Unioni civili. Perché diciamo no - 21 settembre 2012 - http://www.avvenire.it
Per «iscriversi» (ma qualcuno già
dice «sposarsi») basta presentarsi all’anagrafe centrale di via Larga, pagare
15 euro e 14 centesimi, più altri 14 per il bollo, e ritirare l’attestato dalle
mani di un funzionario dell’ufficio. Pochi minuti e si è marito e moglie. Anzi
no, perché il "registro delle unioni civili" che il Comune di Milano
si è appena inventato (bypassando la legge nazionale) è ideato proprio –
parlando di coppie eterosessuali – per chi si potrebbe sposare ma non vuole.
Insomma, per chi in nome di una libertà assoluta rifiuta il matrimonio (anche
solo civile), che avrebbe il torto di regolarizzare il rapporto, ma cui va
stretta anche la convivenza, che non dà alcun riconoscimento pubblico. Per chi,
in definitiva, non accetta le responsabilità e i doveri di un vero matrimonio
(civile o religioso che sia), ma ne esige tutti i diritti, nei confronti del
partner, dei figli e dell’intera società. Diverso il caso delle coppie gay, che
non sono spinte dalle stesse motivazioni ma che cercano con tale attestato di
chiamare «matrimonio» la loro unione e «famiglia» la loro convivenza. E se
l’amore finisce? Niente paura: basta che gli interessati inviino una richiesta
di cancellazione dal registro via fax, email o raccomandata. E se a smettere di
amare è uno solo, il Comune sarà così gentile da inviare all’altro la
comunicazione di richiesta di cancellazione. Una firma per iniziare, un clic
per finire. Tanta la confusione, gravi a livello sociale i rischi. Sempre più
necessario riflettere con attenzione e responsabilità. Come intende fare il
Consiglio permanente della Cei, a Roma dal 24 al 27 settembre, che analizzerà
la situazione in ordine ai registri comunali delle unioni di fatto e dei
biotestamenti.
I QUESITI
1) Come giudica la creazione del
registro delle unioni di fatto attivata dal Comune di Milano?
2) Quali rischi?
3) Che cosa pensa di un «diritto
al matrimonio» per le coppie gay?
4) Ha senso il registro per le
coppie eterosessuali, che già possono scegliere tra matrimonio civile e
convivenza?
IL SOCIOLOGO
«Giova aprire a relazioni deboli, che non danno tutele ad alcuno?»
Pietro Boffi, ricercatore del
Cisf (Centro internazionale Studi famiglia)

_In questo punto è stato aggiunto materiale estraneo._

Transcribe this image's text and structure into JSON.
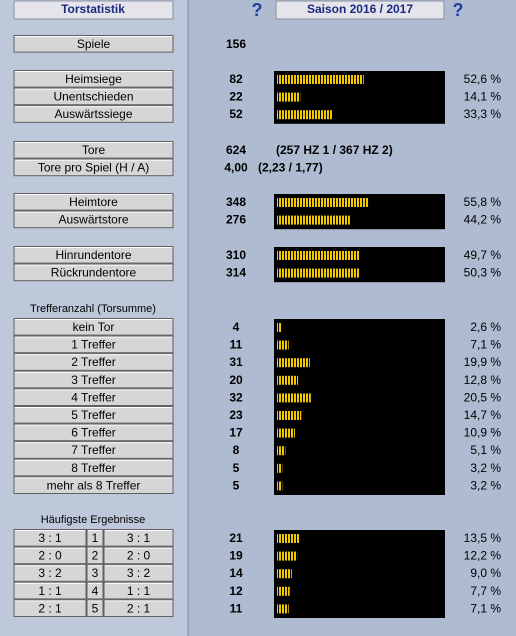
{
  "header": {
    "title": "Torstatistik",
    "help_left": "?",
    "season": "Saison 2016 / 2017",
    "help_right": "?"
  },
  "groups": [
    {
      "rows": [
        {
          "label": "Spiele",
          "value": 156
        }
      ]
    },
    {
      "rows": [
        {
          "label": "Heimsiege",
          "value": 82,
          "percent": 52.6,
          "percent_label": "52,6 %"
        },
        {
          "label": "Unentschieden",
          "value": 22,
          "percent": 14.1,
          "percent_label": "14,1 %"
        },
        {
          "label": "Auswärtssiege",
          "value": 52,
          "percent": 33.3,
          "percent_label": "33,3 %"
        }
      ]
    },
    {
      "rows": [
        {
          "label": "Tore",
          "value": 624,
          "note": "(257 HZ 1 / 367 HZ 2)"
        },
        {
          "label": "Tore pro Spiel (H / A)",
          "value": "4,00",
          "note": "(2,23 / 1,77)"
        }
      ]
    },
    {
      "rows": [
        {
          "label": "Heimtore",
          "value": 348,
          "percent": 55.8,
          "percent_label": "55,8 %"
        },
        {
          "label": "Auswärtstore",
          "value": 276,
          "percent": 44.2,
          "percent_label": "44,2 %"
        }
      ]
    },
    {
      "rows": [
        {
          "label": "Hinrundentore",
          "value": 310,
          "percent": 49.7,
          "percent_label": "49,7 %"
        },
        {
          "label": "Rückrundentore",
          "value": 314,
          "percent": 50.3,
          "percent_label": "50,3 %"
        }
      ]
    },
    {
      "heading": "Trefferanzahl (Torsumme)",
      "rows": [
        {
          "label": "kein Tor",
          "value": 4,
          "percent": 2.6,
          "percent_label": "2,6 %"
        },
        {
          "label": "1 Treffer",
          "value": 11,
          "percent": 7.1,
          "percent_label": "7,1 %"
        },
        {
          "label": "2 Treffer",
          "value": 31,
          "percent": 19.9,
          "percent_label": "19,9 %"
        },
        {
          "label": "3 Treffer",
          "value": 20,
          "percent": 12.8,
          "percent_label": "12,8 %"
        },
        {
          "label": "4 Treffer",
          "value": 32,
          "percent": 20.5,
          "percent_label": "20,5 %"
        },
        {
          "label": "5 Treffer",
          "value": 23,
          "percent": 14.7,
          "percent_label": "14,7 %"
        },
        {
          "label": "6 Treffer",
          "value": 17,
          "percent": 10.9,
          "percent_label": "10,9 %"
        },
        {
          "label": "7 Treffer",
          "value": 8,
          "percent": 5.1,
          "percent_label": "5,1 %"
        },
        {
          "label": "8 Treffer",
          "value": 5,
          "percent": 3.2,
          "percent_label": "3,2 %"
        },
        {
          "label": "mehr als 8 Treffer",
          "value": 5,
          "percent": 3.2,
          "percent_label": "3,2 %"
        }
      ]
    },
    {
      "heading": "Häufigste Ergebnisse",
      "rows": [
        {
          "left": "3 : 1",
          "rank": 1,
          "right": "3 : 1",
          "value": 21,
          "percent": 13.5,
          "percent_label": "13,5 %"
        },
        {
          "left": "2 : 0",
          "rank": 2,
          "right": "2 : 0",
          "value": 19,
          "percent": 12.2,
          "percent_label": "12,2 %"
        },
        {
          "left": "3 : 2",
          "rank": 3,
          "right": "3 : 2",
          "value": 14,
          "percent": 9.0,
          "percent_label": "9,0 %"
        },
        {
          "left": "1 : 1",
          "rank": 4,
          "right": "1 : 1",
          "value": 12,
          "percent": 7.7,
          "percent_label": "7,7 %"
        },
        {
          "left": "2 : 1",
          "rank": 5,
          "right": "2 : 1",
          "value": 11,
          "percent": 7.1,
          "percent_label": "7,1 %"
        }
      ]
    }
  ]
}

1. Ciò che accomuna la reazione
di tutti è che l’intera operazione di Milano non serve a nulla. Anche la prima
coppia che simbolicamente ha firmato l’attestato ha parlato di azione solo
simbolica. Ma su aspetti simbolici così rilevanti, che coinvolgono
l’antropologia e l’ontologia stessa dell’essere umano, non si entra a gamba
tesa e nel posto sbagliato: non in un consiglio comunale, ma nel dibattito
culturale e in Parlamento, l’unico che può legiferare. E poi non chiamiamole
famiglie di fatto, perché quelle c’erano già: ora avremo coppie sposate (in
comune o in chiesa), coppie di fatto (i conviventi) e coppie di registro,
quelle che vogliono guidare l’auto ma non prendere la patente!

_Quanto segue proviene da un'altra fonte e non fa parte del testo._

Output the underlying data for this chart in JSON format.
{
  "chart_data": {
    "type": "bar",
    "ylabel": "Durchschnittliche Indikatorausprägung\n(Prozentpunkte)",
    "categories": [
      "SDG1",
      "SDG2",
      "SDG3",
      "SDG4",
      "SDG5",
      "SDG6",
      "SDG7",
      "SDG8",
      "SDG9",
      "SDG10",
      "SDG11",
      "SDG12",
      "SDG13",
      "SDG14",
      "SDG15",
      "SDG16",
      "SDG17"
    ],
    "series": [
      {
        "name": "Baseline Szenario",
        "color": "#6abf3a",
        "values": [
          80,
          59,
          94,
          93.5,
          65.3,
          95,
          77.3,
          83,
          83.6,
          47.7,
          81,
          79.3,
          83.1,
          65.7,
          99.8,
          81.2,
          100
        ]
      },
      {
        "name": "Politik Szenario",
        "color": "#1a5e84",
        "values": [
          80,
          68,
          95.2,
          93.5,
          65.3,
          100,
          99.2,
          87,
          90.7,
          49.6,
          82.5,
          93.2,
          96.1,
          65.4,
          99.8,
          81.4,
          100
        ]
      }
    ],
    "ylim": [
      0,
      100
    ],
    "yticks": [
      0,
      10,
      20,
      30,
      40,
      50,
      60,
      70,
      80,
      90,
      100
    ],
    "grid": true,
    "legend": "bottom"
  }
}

2. In gioco c’è la definizione
stessa di famiglia, con quelle che ne conseguono: padre e madre, marito e
moglie, genitori e figli. Occorre interrogarsi se la definizione di famiglia
finora valida sia ormai vuota. Io sono convinto di no: maschio e femmina, un
padre e una madre, sono categorie che non si buttano in un attimo, non possiamo
ignorare l’intera psicologia dell’età evolutiva. Stiamo assistendo a una
disarticolazione delle categorie mentali dell’umano.
3. Quanto alle coppie gay, la
famiglia non è solo il luogo degli affetti, ma si regge su un patto che
garantisce davanti a tutta la società due cose: la stabilità e la procreazione.

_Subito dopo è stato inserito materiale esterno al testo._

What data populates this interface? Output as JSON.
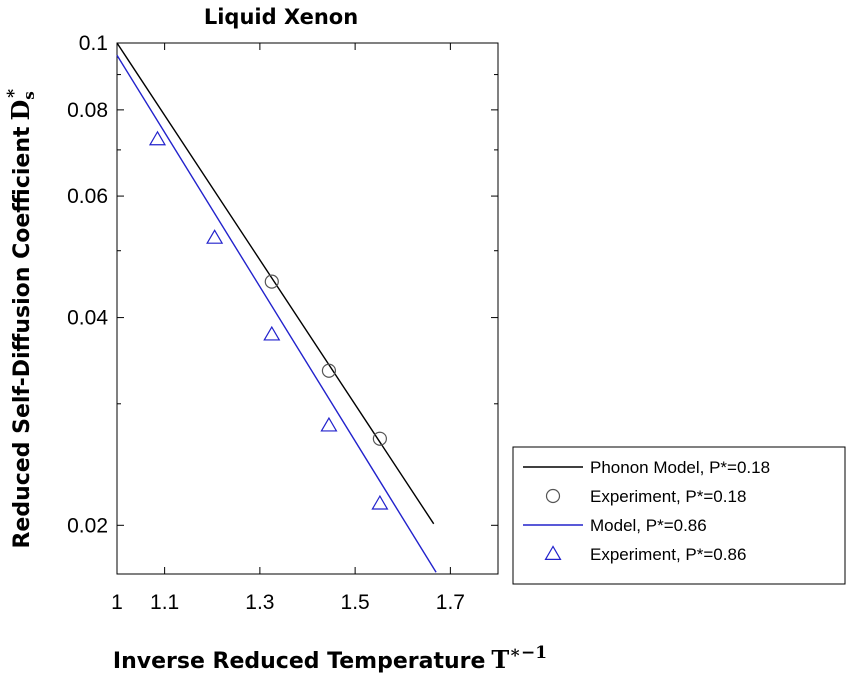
{
  "chart_data": {
    "type": "scatter",
    "title": "Liquid Xenon",
    "xlabel": "Inverse Reduced Temperature",
    "xlabel_math": "T",
    "xlabel_math_sup": "∗−1",
    "ylabel": "Reduced Self-Diffusion Coefficient",
    "ylabel_math": "D",
    "ylabel_math_sub": "s",
    "ylabel_math_sup": "∗",
    "xlim": [
      1.0,
      1.8
    ],
    "ylim": [
      0.017,
      0.1
    ],
    "yscale": "log",
    "xticks": [
      1.0,
      1.1,
      1.3,
      1.5,
      1.7
    ],
    "xtick_labels": [
      "1",
      "1.1",
      "1.3",
      "1.5",
      "1.7"
    ],
    "yticks": [
      0.02,
      0.04,
      0.06,
      0.08,
      0.1
    ],
    "ytick_labels": [
      "0.02",
      "0.04",
      "0.06",
      "0.08",
      "0.1"
    ],
    "yminor_ticks": [
      0.03,
      0.05,
      0.07,
      0.09
    ],
    "grid": false,
    "legend_position": "bottom-right, outside plot",
    "series": [
      {
        "name": "Phonon Model, P*=0.18",
        "kind": "line",
        "color": "#000000",
        "x": [
          1.0,
          1.665
        ],
        "y": [
          0.1,
          0.0201
        ]
      },
      {
        "name": "Experiment, P*=0.18",
        "kind": "marker",
        "marker": "circle",
        "color": "#555555",
        "x": [
          1.325,
          1.445,
          1.552
        ],
        "y": [
          0.0451,
          0.0335,
          0.0267
        ]
      },
      {
        "name": "Model, P*=0.86",
        "kind": "line",
        "color": "#2222cc",
        "x": [
          1.0,
          1.67
        ],
        "y": [
          0.096,
          0.0171
        ]
      },
      {
        "name": "Experiment, P*=0.86",
        "kind": "marker",
        "marker": "triangle",
        "color": "#2222cc",
        "x": [
          1.085,
          1.205,
          1.325,
          1.445,
          1.552
        ],
        "y": [
          0.0725,
          0.0522,
          0.0378,
          0.0279,
          0.0215
        ]
      }
    ]
  }
}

Da sempre la procreazione è un fatto sociale, esce da un aspetto meramente
privato. Ecco perché il matrimonio è un istituto giuridico.
4. Almeno i gay pongono una
questione ontologica. Ma per le coppie eterosessuali il registro non ha alcun
senso. Occorre chiedersi quanto è utile a noi come società aprire a relazioni
deboli, prive di stabilità e di tutele che invece il matrimonio (civile o
religioso) garantisce. Perché promuovere un basso impegno e un basso profilo
che non giovano a nessuno? Cosa c’è di buono in una unione per cui «ciao, ti saluto»
prendo e vado? Chi non vuole legami, basta che usufruisca delle leggi di
diritto privato che già ci sono.
IL TEOLOGO
«È un’operazione senza futuro che offre soluzioni col fiato corto»
Giancarlo Grandis, docente di
Teologia morale alla Facoltà del Triveneto
1. Ritengo che l’iniziativa
attuata dal Comune di Milano sia equivoca. Infatti da una parte l’autorità,
quindi un ente che fa capo a questo Stato, va incontro a esperienze di fatto di
alcuni cittadini – e dicendo questo voglio quindi salvare la buona intenzione
–, ma dall’altra parte la strada imboccata è un vicolo chiuso, perché unioni
che apparentemente possono risolvere piccole questioni personali non attingono
ai valori della persona. Sono cioè soluzioni a fiato corto.
2. Queste sperimentazioni fanno
emergere la vera posta in gioco, che è una grave crisi aperta sul significato
della persona, una messa in discussione del paradigma antropologico che ha
resistito nella nostra cultura per millenni. In pratica si inserisce una
confusione sulla vera identità culturale umana. E sottolineo che non si tratta
di uno scontro tra una visione religiosa e una visione laica, ma riguarda
proprio la concezione dell’umano.
3. Una relazione matrimoniale è
testimoniata dall’unione eterosessuale, ovvero costituita da un uomo e da una
donna. Il fraintendimento che emerge alla base di un registro per le coppie
gay, e ancor più se si parla di "matrimonio" tra omosessuali e
addirittura della possibilità per loro di essere "famiglia" con tanto
di figli, non riguarda banalmente una condizione biologica, ma va ben oltre:
con il matrimonio ci si realizza nell’alterità vera, cioè nell’altro come
diverso da me.
4. Qualcuno sostiene la necessità
di un registro per le unioni di fatto come garanzia per le coppie che non
intendono vincolarsi tra loro con un matrimonio, ma che ne esigono gli stessi
diritti. La questione da porre alla base di questa discussione è: i diritti si
fondano sui desideri? Se la risposta è sì, tutto è diritto, anche in assenza di
qualsivoglia dovere. Se però i diritti sono legati alla reale e concreta natura
dell’uomo, le cose vanno in maniera molto diversa.
LA PSICOLOGA
«Un procedimento ideologico: non risponde alle reali esigenze»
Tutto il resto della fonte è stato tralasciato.